Even with a better outlook for 2024, global growth will remain well below its historic average of 3.8% and the overall outlook remains weak, she said at the China Development Forum.

The IMF, which has predicted global growth of 2.9% this year, is slated to release new forecasts next month.

Georgieva said policymakers in advanced economies have responded decisively to financial stability risks after bank collapses but vigilance is still needed.

“We continue to monitor developments closely and are assessing potential implications for the global economic outlook and global financial stability,” she said, adding that the IMF is paying close attention to the most vulnerable countries, particularly low-income countries with much debt.

She also warned that geoeconomic fragmentation could split the world into rival economic blocs, resulting in “a dangerous division that would leave everyone poorer and less secure”.

Georgieva said China’s strong economic rebound, with projected GDP growth of 5.2% in 2023, offers some hope for the world economy, with China expected to account for about one-third of global growth in 2023.

The IMF estimates that every 1 percentage point increase in GDP growth in China results in a 0.3 percentage point rise in growth in other Asian economies, she said.

She urged policymakers in China to work to raise productivity and rebalance the economy away from investment and towards more durable consumption-driven growth, including through market-orientated reforms to level the playing field between the private sector and state-owned enterprises.

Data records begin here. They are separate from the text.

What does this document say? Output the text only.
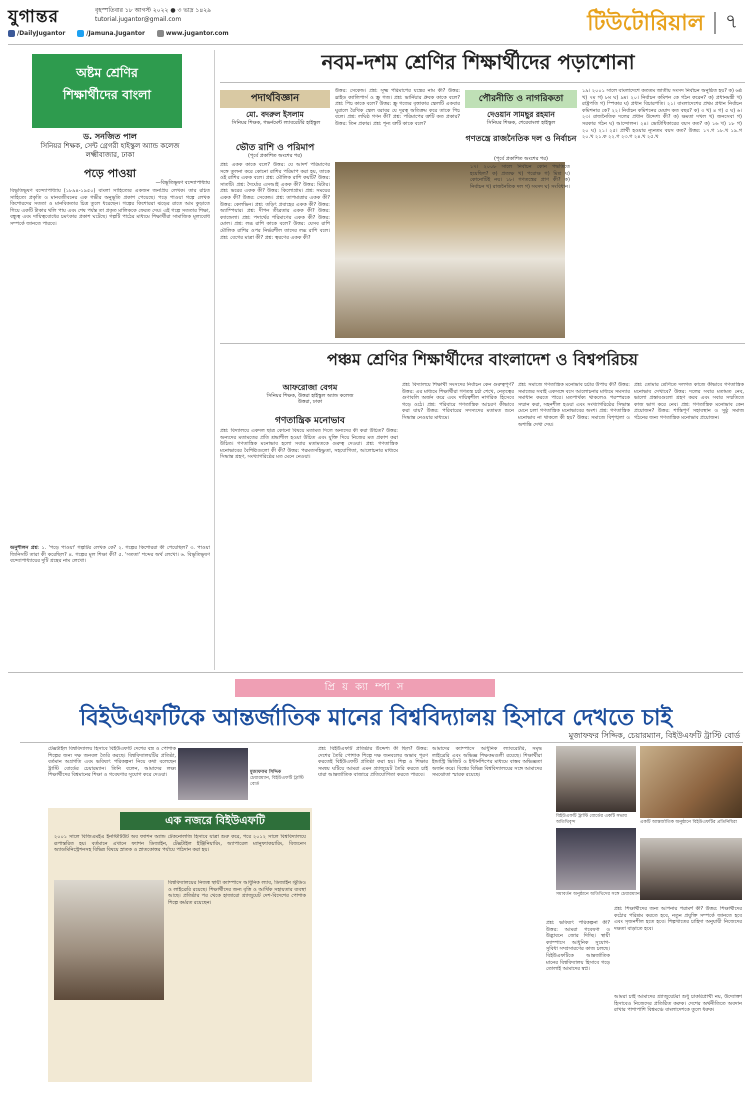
যুগান্তর	বৃহস্পতিবার ১৮ আগস্ট ২০২২ ● ৩ ভাদ্র ১৪২৯
tutorial.jugantor@gmail.com
/DailyJugantor	/Jamuna.Jugantor	www.jugantor.com	টিউটোরিয়াল ৭
অষ্টম শ্রেণির
শিক্ষার্থীদের বাংলা
ড. সনজিত পাল
সিনিয়র শিক্ষক, সেন্ট গ্রেগরী হাইস্কুল অ্যান্ড কলেজ
লক্ষ্মীবাজার, ঢাকা
পড়ে পাওয়া
—বিভূতিভূষণ বন্দ্যোপাধ্যায়
বিভূতিভূষণ বন্দ্যোপাধ্যায় (১৮৯৪-১৯৫০) বাংলা সাহিত্যের একজন জনপ্রিয় লেখক। তার রচিত সাহিত্যে প্রকৃতি ও মানবজীবনের এক গভীর অনুভূতি প্রকাশ পেয়েছে। পড়ে পাওয়া গল্পে লেখক কিশোরদের সততা ও মানবিকতার চিত্র তুলে ধরেছেন। গল্পের কিশোররা ঝড়ের রাতে আম কুড়াতে গিয়ে একটি টাকার থলি পায় এবং শেষ পর্যন্ত তা প্রকৃত মালিককে ফেরত দেয়। এই গল্পে সততার শিক্ষা, বন্ধুত্ব এবং দায়িত্ববোধের চমৎকার প্রকাশ ঘটেছে। গল্পটি পাঠের মাধ্যমে শিক্ষার্থীরা সামাজিক মূল্যবোধ সম্পর্কে জানতে পারবে।
অনুশীলন প্রশ্ন: ১. 'পড়ে পাওয়া' গল্পটির লেখক কে? ২. গল্পের কিশোররা কী পেয়েছিল? ৩. পাওয়া জিনিসটি তারা কী করেছিল? ৪. গল্পের মূল শিক্ষা কী? ৫. 'সততা' শব্দের অর্থ লেখো। ৬. বিভূতিভূষণ বন্দ্যোপাধ্যায়ের দুটি গ্রন্থের নাম লেখো।
নবম-দশম শ্রেণির শিক্ষার্থীদের পড়াশোনা
পদার্থবিজ্ঞান
মো. বদরুল ইসলাম
সিনিয়র শিক্ষক, গভর্নমেন্ট ল্যাবরেটরি হাইস্কুল
ভৌত রাশি ও পরিমাপ
(পূর্বে প্রকাশিত অংশের পর)
প্রশ্ন: একক কাকে বলে? উত্তর: যে আদর্শ পরিমাণের সঙ্গে তুলনা করে কোনো রাশির পরিমাপ করা হয়, তাকে ওই রাশির একক বলে। প্রশ্ন: মৌলিক রাশি কয়টি? উত্তর: সাতটি। প্রশ্ন: দৈর্ঘ্যের এসআই একক কী? উত্তর: মিটার। প্রশ্ন: ভরের একক কী? উত্তর: কিলোগ্রাম। প্রশ্ন: সময়ের একক কী? উত্তর: সেকেন্ড। প্রশ্ন: তাপমাত্রার একক কী? উত্তর: কেলভিন। প্রশ্ন: তড়িৎ প্রবাহের একক কী? উত্তর: অ্যাম্পিয়ার। প্রশ্ন: দীপন তীব্রতার একক কী? উত্তর: ক্যান্ডেলা। প্রশ্ন: পদার্থের পরিমাণের একক কী? উত্তর: মোল। প্রশ্ন: লব্ধ রাশি কাকে বলে? উত্তর: যেসব রাশি মৌলিক রাশির ওপর নির্ভরশীল তাদের লব্ধ রাশি বলে। প্রশ্ন: বেগের মাত্রা কী? প্রশ্ন: ত্বরণের একক কী?
উত্তর: সেকেন্ড। প্রশ্ন: সূক্ষ্ম পরিমাপের যন্ত্রের নাম কী? উত্তর: স্লাইড ক্যালিপার্স ও স্ক্রু গজ। প্রশ্ন: ভার্নিয়ার ধ্রুবক কাকে বলে? প্রশ্ন: পিচ কাকে বলে? উত্তর: স্ক্রু গজের বৃত্তাকার স্কেলটি একবার ঘুরালে রৈখিক স্কেল বরাবর যে দূরত্ব অতিক্রম করে তাকে পিচ বলে। প্রশ্ন: লঘিষ্ঠ গণন কী? প্রশ্ন: পরিমাপের ত্রুটি কত প্রকার? উত্তর: তিন প্রকার। প্রশ্ন: শূন্য ত্রুটি কাকে বলে?
পৌরনীতি ও নাগরিকতা
দেওয়ান সামছুর রহমান
সিনিয়র শিক্ষক, শেরেবাংলা হাইস্কুল
গণতন্ত্রে রাজনৈতিক দল ও নির্বাচন
(পূর্বে প্রকাশিত অংশের পর)
১৭। ২০০৮ সালে নির্বাচন কোন পদ্ধতিতে হয়েছিল? ক) প্রত্যক্ষ খ) পরোক্ষ গ) মিশ্র ঘ) কোনোটিই নয়। ১৮। গণতন্ত্রের প্রাণ কী? ক) নির্বাচন খ) রাজনৈতিক দল গ) সংসদ ঘ) সংবিধান।
১৯। ২০০১ সালে বাংলাদেশে কততম জাতীয় সংসদ নির্বাচন অনুষ্ঠিত হয়? ক) ৬ষ্ঠ খ) ৭ম গ) ৮ম ঘ) ৯ম। ২০। নির্বাচন কমিশন কে গঠন করেন? ক) প্রধানমন্ত্রী খ) রাষ্ট্রপতি গ) স্পিকার ঘ) প্রধান বিচারপতি। ২১। বাংলাদেশের প্রথম প্রধান নির্বাচন কমিশনার কে? ২২। নির্বাচন কমিশনের মেয়াদ কত বছর? ক) ৩ খ) ৪ গ) ৫ ঘ) ৬। ২৩। রাজনৈতিক দলের প্রধান উদ্দেশ্য কী? ক) ক্ষমতা দখল খ) জনসেবা গ) সরকার গঠন ঘ) আন্দোলন। ২৪। ভোটাধিকারের বয়স কত? ক) ১৬ খ) ১৮ গ) ২০ ঘ) ২১। ২৫। প্রার্থী হওয়ার ন্যূনতম বয়স কত? উত্তর: ১৭.গ ১৮.খ ১৯.গ ২০.খ ২১.ক ২২.গ ২৩.গ ২৪.খ ২৫.খ
পঞ্চম শ্রেণির শিক্ষার্থীদের বাংলাদেশ ও বিশ্বপরিচয়
আফরোজা বেগম
সিনিয়র শিক্ষক, উত্তরা হাইস্কুল অ্যান্ড কলেজ
উত্তরা, ঢাকা
গণতান্ত্রিক মনোভাব
প্রশ্ন: বিদ্যালয়ে একদল ছাত্র কোনো বিষয়ে মতামত দিলে অন্যদের কী করা উচিত? উত্তর: অন্যদের মতামতের প্রতি শ্রদ্ধাশীল হওয়া উচিত এবং যুক্তি দিয়ে নিজের মত প্রকাশ করা উচিত। গণতান্ত্রিক মনোভাব হলো সবার মতামতকে গুরুত্ব দেওয়া। প্রশ্ন: গণতান্ত্রিক মনোভাবের বৈশিষ্ট্যগুলো কী কী? উত্তর: পরমতসহিষ্ণুতা, সহযোগিতা, আলোচনার মাধ্যমে সিদ্ধান্ত গ্রহণ, সংখ্যাগরিষ্ঠের মত মেনে নেওয়া।
প্রশ্ন: বিদ্যালয়ে শিক্ষার্থী সংসদের নির্বাচন কেন গুরুত্বপূর্ণ? উত্তর: এর মাধ্যমে শিক্ষার্থীরা গণতন্ত্র চর্চা শেখে, নেতৃত্বের গুণাবলি অর্জন করে এবং দায়িত্বশীল নাগরিক হিসেবে গড়ে ওঠে। প্রশ্ন: পরিবারে গণতান্ত্রিক আচরণ কীভাবে করা যায়? উত্তর: পরিবারের সদস্যদের মতামত শুনে সিদ্ধান্ত নেওয়ার মাধ্যমে।
প্রশ্ন: সমাজে গণতান্ত্রিক মনোভাব চর্চার উপায় কী? উত্তর: সমাজের সবাই একসঙ্গে বসে আলোচনার মাধ্যমে সমস্যার সমাধান করতে পারে। মতপার্থক্য থাকলেও পরস্পরকে সম্মান করা, সহনশীল হওয়া এবং সংখ্যাগরিষ্ঠের সিদ্ধান্ত মেনে চলা গণতান্ত্রিক মনোভাবের অংশ। প্রশ্ন: গণতান্ত্রিক মনোভাব না থাকলে কী হয়? উত্তর: সমাজে বিশৃঙ্খলা ও অশান্তি দেখা দেয়।
প্রশ্ন: তোমার শ্রেণিতে দলগত কাজে কীভাবে গণতান্ত্রিক মনোভাব দেখাবে? উত্তর: দলের সবার মতামত নেব, ভালো প্রস্তাবগুলো গ্রহণ করব এবং সবার সম্মতিতে কাজ ভাগ করে নেব। প্রশ্ন: গণতান্ত্রিক মনোভাব কেন প্রয়োজন? উত্তর: শান্তিপূর্ণ সহাবস্থান ও সুষ্ঠু সমাজ গঠনের জন্য গণতান্ত্রিক মনোভাব প্রয়োজন।
প্রি য় ক্যা ম্পা স
বিইউএফটিকে আন্তর্জাতিক মানের বিশ্ববিদ্যালয় হিসাবে দেখতে চাই
মুজাফফর সিদ্দিক, চেয়ারম্যান, বিইউএফটি ট্রাস্টি বোর্ড
টেক্সটাইল বিশ্ববিদ্যালয় হিসাবে বিইউএফটি দেশের বস্ত্র ও পোশাক শিল্পের জন্য দক্ষ জনবল তৈরি করছে। বিশ্ববিদ্যালয়টির প্রতিষ্ঠা, বর্তমান অগ্রগতি এবং ভবিষ্যৎ পরিকল্পনা নিয়ে কথা বলেছেন ট্রাস্টি বোর্ডের চেয়ারম্যান। তিনি বলেন, আমাদের লক্ষ্য শিক্ষার্থীদের বিশ্বমানের শিক্ষা ও গবেষণার সুযোগ করে দেওয়া।	মুজাফফর সিদ্দিক
চেয়ারম্যান, বিইউএফটি ট্রাস্টি বোর্ড
এক নজরে বিইউএফটি
২০০১ সালে বিজিএমইএ ইনস্টিটিউট অব ফ্যাশন অ্যান্ড টেকনোলজি হিসাবে যাত্রা শুরু করে, পরে ২০১২ সালে বিশ্ববিদ্যালয়ে রূপান্তরিত হয়। বর্তমানে এখানে ফ্যাশন ডিজাইন, টেক্সটাইল ইঞ্জিনিয়ারিং, অ্যাপারেল ম্যানুফ্যাকচারিং, বিজনেস অ্যাডমিনিস্ট্রেশনসহ বিভিন্ন বিষয়ে স্নাতক ও স্নাতকোত্তর পর্যায়ে পাঠদান করা হয়।
বিশ্ববিদ্যালয়ের নিজস্ব স্থায়ী ক্যাম্পাসে আধুনিক ল্যাব, ডিজাইন স্টুডিও ও লাইব্রেরি রয়েছে। শিক্ষার্থীদের জন্য বৃত্তি ও আর্থিক সহায়তার ব্যবস্থা আছে। প্রতিষ্ঠার পর থেকে হাজারো গ্র্যাজুয়েট দেশ-বিদেশের পোশাক শিল্পে কর্মরত রয়েছেন।
প্রশ্ন: বিইউএফটি প্রতিষ্ঠার উদ্দেশ্য কী ছিল? উত্তর: দেশের তৈরি পোশাক শিল্পে দক্ষ জনবলের অভাব পূরণ করতেই বিইউএফটি প্রতিষ্ঠা করা হয়। শিল্প ও শিক্ষার সমন্বয় ঘটিয়ে আমরা এমন গ্র্যাজুয়েট তৈরি করতে চাই যারা আন্তর্জাতিক বাজারে প্রতিযোগিতা করতে পারবে।
আমাদের ক্যাম্পাসে আধুনিক ল্যাবরেটরি, সমৃদ্ধ লাইব্রেরি এবং অভিজ্ঞ শিক্ষকমণ্ডলী রয়েছে। শিক্ষার্থীরা ইন্ডাস্ট্রি ভিজিট ও ইন্টার্নশিপের মাধ্যমে বাস্তব অভিজ্ঞতা অর্জন করে। বিশ্বের বিভিন্ন বিশ্ববিদ্যালয়ের সঙ্গে আমাদের সমঝোতা স্মারক রয়েছে।
প্রশ্ন: ভবিষ্যৎ পরিকল্পনা কী? উত্তর: আমরা গবেষণা ও উদ্ভাবনে জোর দিচ্ছি। স্থায়ী ক্যাম্পাসে আধুনিক সুযোগ-সুবিধা সম্প্রসারণের কাজ চলছে। বিইউএফটিকে আন্তর্জাতিক মানের বিশ্ববিদ্যালয় হিসাবে গড়ে তোলাই আমাদের স্বপ্ন।
বিইউএফটি ট্রাস্টি বোর্ডের একটি সভায় অতিথিবৃন্দ	একটি আন্তর্জাতিক অনুষ্ঠানে বিইউএফটির প্রতিনিধিরা
সমাবর্তন অনুষ্ঠানে অতিথিদের সঙ্গে চেয়ারম্যান
প্রশ্ন: শিক্ষার্থীদের জন্য আপনার পরামর্শ কী? উত্তর: শিক্ষার্থীদের কঠোর পরিশ্রম করতে হবে, নতুন প্রযুক্তি সম্পর্কে জানতে হবে এবং সৃজনশীল হতে হবে। শিল্পখাতের চাহিদা অনুযায়ী নিজেদের দক্ষতা বাড়াতে হবে।
আমরা চাই আমাদের গ্র্যাজুয়েটরা শুধু চাকরিপ্রার্থী নয়, উদ্যোক্তা হিসাবেও নিজেদের প্রতিষ্ঠিত করুক। দেশের অর্থনীতিতে অবদান রাখার পাশাপাশি বিশ্বমঞ্চে বাংলাদেশকে তুলে ধরুক।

Such reforms could lift real GDP by as much as 2.5% by 2027, and by about 18% by 2037, Georgieva said.

She said rebalancing China’s economy will also help Beijing reach its climate goals, since moving to consumption-led growth would cool energy demand, reducing emissions and easing energy security pressures.

Doing so, she said, could reduce carbon dioxide emissions by 15% over the next 30 years, resulting in a fall in global emissions of 4.5% over the same period.